Nonetheless we can all rest assured that the problems with subprime are contained, right?
‘A cruel vise is starting to reach a lot of people.’”
And guess what part of the anatomy it’s starting to squeeze.
The crown jewels ?
For FBs, it the cubic zirconia
“When Howard Little got a call last year about refinancing, he decided the time was right to pull money out of his home in Boulder Creek to invest in real estate. He bought a house in Sacramento and figured he’d have steady rental payments to supplement his disability income.”
You just gotta love the data mining of public records. Find people with lots of equity, gorilla market them until they finally break. I’m not absolving the borrower here, but I imagine that eventually the temptation of riches becomes just too great for many folks. Not long ago, the equity data would have been to get at easily and in large quantities, now that everything is electronic, it probably takes less than a hour to assemble this info on large numbers of people and then the calls/letters start.
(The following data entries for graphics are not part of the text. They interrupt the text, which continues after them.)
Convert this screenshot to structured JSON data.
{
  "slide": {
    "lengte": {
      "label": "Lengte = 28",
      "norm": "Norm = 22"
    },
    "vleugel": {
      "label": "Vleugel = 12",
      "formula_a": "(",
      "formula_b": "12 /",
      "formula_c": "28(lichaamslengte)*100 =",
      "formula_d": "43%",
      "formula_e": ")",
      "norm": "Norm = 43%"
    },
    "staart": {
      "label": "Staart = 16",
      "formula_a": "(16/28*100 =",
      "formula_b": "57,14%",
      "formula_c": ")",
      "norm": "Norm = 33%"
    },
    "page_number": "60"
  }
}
My insurance lady / financial advisor tried to get me to buy an annuity. I looked closely at the details and would have had to pay 3% annually! Of course I turned that one down. She manages a good chunk of my nest egg, but is unaware of the remainder. I’m foolishly paying 1.48% expenses on municipal bonds, but will be moved to Class A of that fund, with half the expenses and a Morningstar 4 star rating starting in the winter of 2008. I’m into Vanguard index funds also, and go for low expenses. Gotta do that to make up for the insurance gal’s management. I’m doing okay with the investments she is managing, but I only balk about the expenses. She’s a friend anyway.
I have rejected a lot of extra personal financial deals from her because I am more wary of expenses these days than before. The handicapped guy in the article is a loser. Forking over his freedom to a bank, what freedom he had left, basically. What a shame. Where’s his self-dignity?
“it probably takes less than a hour to assemble this info on large numbers of people and then the calls/letters start.”
Which is why I no longer answer my land line nor have an answering machine. Anyone who really needs to get a hold of me has my cell number. The cold callers get to hear my phone ring.
‘Why don’t they want to pull the trigger?’
Because the barrel of the gun is in their mouth?
‘It’s going on everywhere, but most places not as severely as [in Orange County],’ Lohrenz said. ‘People here had to contort themselves into pretzels to qualify for loans.’
A transparent lie - people had merely to breathe in order to qualify for loans. That is the problem.
“Sales of new homes in Fresno County slid 16.7% in April as the real estate market continued to struggle, according to figures released Friday.”
Hey its F-R-E-S-N-O!!! It is not Sun Valley or Telluride.